窪田氏は「世界約40の国と地域の研究機関」が毎年ひとつのテーマを決めて長期的にアンケートを取ったデータを元に「この20年で分断は減少している」という。
そして「ちょっと厳しい言い方になってしまうが、日本社会の分断なるものは、「分断を深めるな!」と騒いでいる人たちの頭の中でしか起きていなかったということだ」と読み解く。
同時に「社会というのは分断している方が当たり前であって、健全なのだ」とも。


これを読んでオレはハッとなった。
最近のオレは「この国をどうしよう」という分不相応なことばかり考えている。そのゆく先は「誰かの何かを訂正させる世直しなどなく、自分がより慈愛を持って生きるしかないのだ」といったところに落ち着いているんで、この考えを強めたところで社会の危険因子になることはないだろう。自分で言うことの説得力の無さはとりあえず置いておく。

具体的には「若者に力の移譲を」、「世の中に愛を」、「ルールに縛られない、甘いだけではない『酸い』(毒と言ってもいい)の保持を」、「自分以外の人がコケても自分も倒れるのだという想像力を」などの懸念があるわけだけど、よく考えたらこれらもオレの頭の中だけで起こってる杞憂なんだよね。

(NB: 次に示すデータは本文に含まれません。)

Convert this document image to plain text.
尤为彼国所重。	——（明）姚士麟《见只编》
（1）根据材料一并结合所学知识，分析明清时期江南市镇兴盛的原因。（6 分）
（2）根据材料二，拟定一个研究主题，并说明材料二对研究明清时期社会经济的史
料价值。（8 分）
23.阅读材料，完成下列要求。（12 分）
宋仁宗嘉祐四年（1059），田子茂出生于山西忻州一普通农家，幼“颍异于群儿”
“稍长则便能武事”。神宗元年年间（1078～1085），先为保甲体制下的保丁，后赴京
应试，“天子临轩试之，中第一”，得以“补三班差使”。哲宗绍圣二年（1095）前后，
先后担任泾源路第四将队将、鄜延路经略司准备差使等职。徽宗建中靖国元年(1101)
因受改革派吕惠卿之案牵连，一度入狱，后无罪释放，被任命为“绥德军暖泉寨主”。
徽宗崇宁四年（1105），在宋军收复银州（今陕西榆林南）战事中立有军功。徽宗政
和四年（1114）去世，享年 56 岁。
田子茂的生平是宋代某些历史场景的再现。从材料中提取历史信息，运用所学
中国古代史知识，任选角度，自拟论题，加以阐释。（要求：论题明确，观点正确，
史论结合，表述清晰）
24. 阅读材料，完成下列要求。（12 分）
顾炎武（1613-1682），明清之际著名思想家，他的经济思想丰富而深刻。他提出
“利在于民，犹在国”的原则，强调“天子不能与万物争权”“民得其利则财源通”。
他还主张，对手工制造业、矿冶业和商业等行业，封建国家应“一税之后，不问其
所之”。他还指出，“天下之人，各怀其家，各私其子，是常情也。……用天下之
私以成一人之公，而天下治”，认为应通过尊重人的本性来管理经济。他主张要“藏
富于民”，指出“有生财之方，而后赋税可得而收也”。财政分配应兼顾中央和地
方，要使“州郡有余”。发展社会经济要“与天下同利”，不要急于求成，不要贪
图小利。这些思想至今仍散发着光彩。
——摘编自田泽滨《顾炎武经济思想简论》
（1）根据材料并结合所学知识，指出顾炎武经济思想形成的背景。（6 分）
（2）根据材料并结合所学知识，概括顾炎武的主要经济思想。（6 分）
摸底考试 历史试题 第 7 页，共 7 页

この杞憂を持つ者は「自分は訂正すべき世界の問題に気づいている」と思いがちだけど、それこそ宗教にハマりすぎる危険思想と同じだろう。
強く何かの考えに傾倒してそれを推し進めようとする者には、必ず「こうであっては・なくてはならない」という分子がある。そんなものは人が見れば些事だったりするんだけど、ハマりきった者には「この正義がわからないなんておかしい。あいつが間違ってる」と映る。

ま、ひと言で言っちゃうと「中庸がだいじ」で終わる話かもしれない。



曲がりなりにもソングライトするオレにとっては、杞憂が完全になくなっちゃうのも困るんだけどね。

でも最終的には、人の不安を煽って歌い終えたくはない。